Raw, Powerful and So Much More...
Alfonso Mangione | Chicago, IL United States | 02/21/2010
(5 out of 5 stars)
"Kurt Cobain consistently called this the best hard rock album of all time. I'm starting to suspect he was right.
Raw Power is not simply a great album, or even a classic piece of hard rock; it's one of those rare albums that's so incredible you'll find yourself wondering how you survived without it. Like most everything that I've gone stark raving mad over, I've found myself enthusing about it with other apostles and fervently preaching its merits to the unconverted. I was in such a conversation with one of my buddies when he said, "Lemme guess...it's raw and it's powerful."
Well, yes and no.
It starts out just the way you'd expect an album called "Raw Power" to start: with a hard charging guitar riff, and one of the best opening lines in all of rock: "I'm a streetwalking cheetah with a heart full of napalm." Iggy and the Stooges tear through "Search and Destroy" with a frightening intensity, but it is the second track that really sealed the album for me; there's a delicacy here--and on "Penetration" and "I Need Somebody"--that is truly delightful. Yes, it's raw and powerful, but it is also many other things besides; the musical texture is both consistent enough to be cohesive and varied enough to be interesting. The guitars go from smoky and slow to fast and furious, but Iggy's a charismatic enough frontman to stay in front of it all; he's growling feral dog one minute and a wailing banshee the next, and throughout it all, there's an intensity and emotion and hook you in and keep you there.

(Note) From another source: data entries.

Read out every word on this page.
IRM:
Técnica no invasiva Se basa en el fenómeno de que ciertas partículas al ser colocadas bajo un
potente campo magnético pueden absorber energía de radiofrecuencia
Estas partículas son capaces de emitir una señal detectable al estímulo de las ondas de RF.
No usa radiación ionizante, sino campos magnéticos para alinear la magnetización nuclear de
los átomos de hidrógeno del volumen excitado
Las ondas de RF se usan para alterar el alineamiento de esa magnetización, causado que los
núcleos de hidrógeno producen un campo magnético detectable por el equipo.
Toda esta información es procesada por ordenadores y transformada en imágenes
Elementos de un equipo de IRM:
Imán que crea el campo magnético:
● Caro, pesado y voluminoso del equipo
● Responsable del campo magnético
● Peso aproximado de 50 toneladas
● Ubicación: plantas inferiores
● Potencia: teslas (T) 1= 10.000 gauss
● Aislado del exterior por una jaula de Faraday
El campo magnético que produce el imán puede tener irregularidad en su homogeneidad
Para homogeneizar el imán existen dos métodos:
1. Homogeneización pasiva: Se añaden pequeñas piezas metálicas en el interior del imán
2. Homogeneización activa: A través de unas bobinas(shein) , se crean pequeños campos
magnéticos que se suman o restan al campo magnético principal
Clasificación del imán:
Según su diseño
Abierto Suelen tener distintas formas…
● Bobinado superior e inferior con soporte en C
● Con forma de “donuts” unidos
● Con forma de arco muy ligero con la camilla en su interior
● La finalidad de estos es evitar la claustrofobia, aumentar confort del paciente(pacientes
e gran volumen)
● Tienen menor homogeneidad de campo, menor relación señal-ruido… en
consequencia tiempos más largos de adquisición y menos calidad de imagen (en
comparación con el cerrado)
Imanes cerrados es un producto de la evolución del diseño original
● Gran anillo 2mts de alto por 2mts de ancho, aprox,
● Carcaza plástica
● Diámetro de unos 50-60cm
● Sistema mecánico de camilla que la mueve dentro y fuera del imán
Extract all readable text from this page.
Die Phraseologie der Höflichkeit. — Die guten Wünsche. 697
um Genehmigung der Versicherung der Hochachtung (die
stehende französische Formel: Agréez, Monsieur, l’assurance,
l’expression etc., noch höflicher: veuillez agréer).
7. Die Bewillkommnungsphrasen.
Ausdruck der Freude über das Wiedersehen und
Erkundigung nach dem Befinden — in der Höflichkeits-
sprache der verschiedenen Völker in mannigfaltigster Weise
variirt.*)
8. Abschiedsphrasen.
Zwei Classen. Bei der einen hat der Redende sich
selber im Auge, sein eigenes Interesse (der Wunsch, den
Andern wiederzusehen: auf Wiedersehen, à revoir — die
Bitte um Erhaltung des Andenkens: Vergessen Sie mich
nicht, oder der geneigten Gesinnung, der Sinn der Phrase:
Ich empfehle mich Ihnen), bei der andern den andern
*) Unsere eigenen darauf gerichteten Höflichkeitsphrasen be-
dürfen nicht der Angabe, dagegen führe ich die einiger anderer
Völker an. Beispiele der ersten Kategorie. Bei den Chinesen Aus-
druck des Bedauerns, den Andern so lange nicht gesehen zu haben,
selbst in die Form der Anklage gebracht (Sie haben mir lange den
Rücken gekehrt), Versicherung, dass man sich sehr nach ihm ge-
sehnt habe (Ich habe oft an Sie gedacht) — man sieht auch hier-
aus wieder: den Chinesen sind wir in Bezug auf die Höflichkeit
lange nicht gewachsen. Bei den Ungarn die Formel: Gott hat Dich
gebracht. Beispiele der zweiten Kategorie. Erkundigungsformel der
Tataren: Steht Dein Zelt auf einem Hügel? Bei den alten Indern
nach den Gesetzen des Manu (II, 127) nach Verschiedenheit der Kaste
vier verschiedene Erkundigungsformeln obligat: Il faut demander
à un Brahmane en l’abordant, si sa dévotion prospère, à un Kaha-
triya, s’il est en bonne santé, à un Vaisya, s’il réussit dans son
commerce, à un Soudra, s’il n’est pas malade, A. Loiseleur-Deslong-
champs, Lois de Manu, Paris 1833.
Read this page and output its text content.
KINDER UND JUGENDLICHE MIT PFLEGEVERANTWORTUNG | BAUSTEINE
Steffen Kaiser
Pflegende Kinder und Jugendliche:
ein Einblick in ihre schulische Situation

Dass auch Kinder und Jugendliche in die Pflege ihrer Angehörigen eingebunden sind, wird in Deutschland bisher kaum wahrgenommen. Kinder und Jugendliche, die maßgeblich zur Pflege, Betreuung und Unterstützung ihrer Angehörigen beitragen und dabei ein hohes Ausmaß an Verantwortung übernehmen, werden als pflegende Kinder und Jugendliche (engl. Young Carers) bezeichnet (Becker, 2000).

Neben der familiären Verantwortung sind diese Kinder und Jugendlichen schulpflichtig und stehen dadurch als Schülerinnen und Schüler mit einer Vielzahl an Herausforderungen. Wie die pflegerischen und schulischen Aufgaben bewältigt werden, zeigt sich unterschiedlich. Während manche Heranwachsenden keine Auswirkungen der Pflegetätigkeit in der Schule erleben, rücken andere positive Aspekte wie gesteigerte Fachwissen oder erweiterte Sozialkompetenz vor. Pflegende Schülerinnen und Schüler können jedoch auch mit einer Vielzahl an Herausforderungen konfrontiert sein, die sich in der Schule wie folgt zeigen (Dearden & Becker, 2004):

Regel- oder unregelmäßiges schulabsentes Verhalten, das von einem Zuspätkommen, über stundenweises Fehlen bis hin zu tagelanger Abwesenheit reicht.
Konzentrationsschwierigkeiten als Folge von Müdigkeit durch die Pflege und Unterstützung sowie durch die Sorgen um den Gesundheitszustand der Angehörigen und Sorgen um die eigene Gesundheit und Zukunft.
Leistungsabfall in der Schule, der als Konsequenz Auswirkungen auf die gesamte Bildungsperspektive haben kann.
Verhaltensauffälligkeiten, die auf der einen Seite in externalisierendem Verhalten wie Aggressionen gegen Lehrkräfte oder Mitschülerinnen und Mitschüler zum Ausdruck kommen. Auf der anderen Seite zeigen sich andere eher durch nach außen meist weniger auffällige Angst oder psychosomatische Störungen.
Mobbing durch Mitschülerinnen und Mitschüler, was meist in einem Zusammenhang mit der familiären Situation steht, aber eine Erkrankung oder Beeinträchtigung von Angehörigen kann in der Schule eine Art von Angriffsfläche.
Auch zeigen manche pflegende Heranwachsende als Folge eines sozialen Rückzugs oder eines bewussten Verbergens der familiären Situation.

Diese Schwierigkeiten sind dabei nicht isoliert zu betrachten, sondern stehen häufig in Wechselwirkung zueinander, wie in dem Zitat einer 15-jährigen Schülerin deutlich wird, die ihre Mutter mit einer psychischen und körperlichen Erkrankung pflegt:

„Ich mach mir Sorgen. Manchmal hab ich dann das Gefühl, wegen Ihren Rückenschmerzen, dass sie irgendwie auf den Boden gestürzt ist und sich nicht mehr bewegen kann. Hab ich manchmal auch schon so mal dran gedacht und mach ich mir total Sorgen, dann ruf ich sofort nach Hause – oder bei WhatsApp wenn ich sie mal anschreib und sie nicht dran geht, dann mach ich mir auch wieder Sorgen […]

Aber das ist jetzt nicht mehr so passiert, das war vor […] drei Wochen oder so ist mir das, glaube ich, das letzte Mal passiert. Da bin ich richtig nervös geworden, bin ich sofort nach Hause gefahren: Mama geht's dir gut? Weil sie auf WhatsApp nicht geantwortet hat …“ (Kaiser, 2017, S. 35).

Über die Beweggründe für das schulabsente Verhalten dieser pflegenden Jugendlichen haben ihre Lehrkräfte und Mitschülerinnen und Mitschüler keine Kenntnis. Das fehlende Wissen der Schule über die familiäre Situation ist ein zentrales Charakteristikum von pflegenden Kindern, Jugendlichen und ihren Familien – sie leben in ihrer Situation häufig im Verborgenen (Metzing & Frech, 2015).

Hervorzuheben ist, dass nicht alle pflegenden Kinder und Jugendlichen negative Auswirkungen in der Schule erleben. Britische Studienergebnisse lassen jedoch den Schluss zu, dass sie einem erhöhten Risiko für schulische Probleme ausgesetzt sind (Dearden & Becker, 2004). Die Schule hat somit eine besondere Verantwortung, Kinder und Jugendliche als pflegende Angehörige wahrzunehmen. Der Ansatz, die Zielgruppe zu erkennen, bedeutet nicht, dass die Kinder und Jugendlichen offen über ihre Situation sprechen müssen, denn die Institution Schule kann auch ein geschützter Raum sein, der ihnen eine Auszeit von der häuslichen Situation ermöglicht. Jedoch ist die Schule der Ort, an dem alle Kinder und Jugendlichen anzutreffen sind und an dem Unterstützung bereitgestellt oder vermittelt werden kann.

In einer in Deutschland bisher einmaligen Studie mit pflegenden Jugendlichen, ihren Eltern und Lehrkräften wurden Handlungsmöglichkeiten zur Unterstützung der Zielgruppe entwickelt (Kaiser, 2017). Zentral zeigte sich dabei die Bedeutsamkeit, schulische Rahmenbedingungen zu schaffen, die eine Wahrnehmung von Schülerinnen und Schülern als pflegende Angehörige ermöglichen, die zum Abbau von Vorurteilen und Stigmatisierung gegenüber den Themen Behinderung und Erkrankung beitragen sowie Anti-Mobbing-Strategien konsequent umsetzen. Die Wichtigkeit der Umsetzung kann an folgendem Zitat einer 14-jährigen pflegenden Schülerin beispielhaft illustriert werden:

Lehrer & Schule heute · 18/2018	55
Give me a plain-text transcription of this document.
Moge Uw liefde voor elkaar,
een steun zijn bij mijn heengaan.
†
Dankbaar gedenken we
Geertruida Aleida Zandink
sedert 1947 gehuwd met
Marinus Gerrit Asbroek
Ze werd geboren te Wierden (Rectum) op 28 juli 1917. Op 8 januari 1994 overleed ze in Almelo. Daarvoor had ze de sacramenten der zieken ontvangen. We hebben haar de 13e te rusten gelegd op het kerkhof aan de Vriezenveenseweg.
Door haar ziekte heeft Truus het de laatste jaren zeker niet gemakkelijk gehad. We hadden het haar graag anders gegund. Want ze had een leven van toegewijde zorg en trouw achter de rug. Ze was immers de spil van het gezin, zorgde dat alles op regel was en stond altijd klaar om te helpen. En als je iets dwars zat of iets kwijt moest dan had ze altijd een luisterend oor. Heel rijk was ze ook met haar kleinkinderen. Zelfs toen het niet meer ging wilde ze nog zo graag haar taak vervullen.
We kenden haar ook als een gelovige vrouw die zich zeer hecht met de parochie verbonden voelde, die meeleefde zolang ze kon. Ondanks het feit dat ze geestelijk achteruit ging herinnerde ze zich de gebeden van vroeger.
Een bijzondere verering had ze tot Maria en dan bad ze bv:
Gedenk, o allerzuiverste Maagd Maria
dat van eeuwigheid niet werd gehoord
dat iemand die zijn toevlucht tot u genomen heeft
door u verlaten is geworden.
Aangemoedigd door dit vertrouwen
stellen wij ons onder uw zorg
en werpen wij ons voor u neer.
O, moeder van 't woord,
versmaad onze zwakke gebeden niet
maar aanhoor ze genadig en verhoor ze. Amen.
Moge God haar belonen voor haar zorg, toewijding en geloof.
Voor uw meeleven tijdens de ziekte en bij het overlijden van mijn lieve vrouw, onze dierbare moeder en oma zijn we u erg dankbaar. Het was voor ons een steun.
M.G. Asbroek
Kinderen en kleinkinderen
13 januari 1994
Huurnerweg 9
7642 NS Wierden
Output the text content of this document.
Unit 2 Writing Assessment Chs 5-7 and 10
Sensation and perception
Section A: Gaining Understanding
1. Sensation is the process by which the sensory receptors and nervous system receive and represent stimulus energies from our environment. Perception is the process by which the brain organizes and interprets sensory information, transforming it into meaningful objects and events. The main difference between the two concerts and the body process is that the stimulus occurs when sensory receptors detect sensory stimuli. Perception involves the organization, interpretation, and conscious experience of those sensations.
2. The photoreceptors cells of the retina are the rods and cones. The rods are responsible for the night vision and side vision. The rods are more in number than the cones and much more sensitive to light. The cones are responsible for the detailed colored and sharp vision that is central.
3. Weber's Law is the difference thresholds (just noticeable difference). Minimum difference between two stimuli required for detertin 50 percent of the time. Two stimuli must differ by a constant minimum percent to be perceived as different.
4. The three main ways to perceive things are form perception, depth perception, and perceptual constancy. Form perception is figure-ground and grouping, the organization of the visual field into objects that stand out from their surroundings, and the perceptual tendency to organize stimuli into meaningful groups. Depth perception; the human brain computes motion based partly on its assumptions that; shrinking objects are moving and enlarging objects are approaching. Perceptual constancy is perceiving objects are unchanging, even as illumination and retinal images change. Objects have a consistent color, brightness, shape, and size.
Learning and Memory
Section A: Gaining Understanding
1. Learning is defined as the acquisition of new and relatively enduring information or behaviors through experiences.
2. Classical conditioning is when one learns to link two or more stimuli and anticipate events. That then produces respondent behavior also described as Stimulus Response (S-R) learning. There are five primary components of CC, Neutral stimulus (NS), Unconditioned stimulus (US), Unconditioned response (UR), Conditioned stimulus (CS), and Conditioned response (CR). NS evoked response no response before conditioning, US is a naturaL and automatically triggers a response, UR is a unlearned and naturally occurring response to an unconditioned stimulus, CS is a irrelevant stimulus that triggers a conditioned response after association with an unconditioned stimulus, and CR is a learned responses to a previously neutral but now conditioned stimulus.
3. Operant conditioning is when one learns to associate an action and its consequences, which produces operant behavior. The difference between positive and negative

That's not just sharp musicianship; it's sharp writing, too. Iggy's not just out to just skewer easy targets, but to express complex truths, and to take a critical look at himself as well. "Hallucination, true romance, I needed love but I only dropped my pants," he wails on "Your Pretty Face is Going to Hell." Three tracks later, he moans, "I need some money, baby. I need somebody, too. I need somebody baby, just like you." Lyrically (if not musically) it sounds like just another lost soul singing the blues; he grumbles about how "you bring me to the end," but then--unlike so many others--he's man enough to admit: "But still I don't mind it!"
For whatever reason, it took me a long time to check this out, and like some of my favorite albums, I didn't get into it right away. (As many reviewers have commented, it is a rough, abrasive mix; I haven't heard the Bowie version, and I'm very curious to compare the two. Still, that's not a commentary on the idiosyncrasies of this master, but on the overall strength of the album. It's an essential work, and essential works are not frozen in perfection but are instead the result of a long creative process involving multiple people; sometimes what emerges is a singular definitive version, but often one gets mixes and remixes and alternate takes, and critical opinion that doesn't gel around any one version but instead settles into opposing camps.) As for me, I'll get the Bowie version when it comes back out, but I'm not going to put this one away any time soon; it's one of my go-to albums, particularly when I'm at work and I get some unexpected urgent task from the boss and need a little musical motivation to get me going. "Raw power got a healing hand, raw power can destroy a man," Iggy raves on the title track, and he's right on both counts."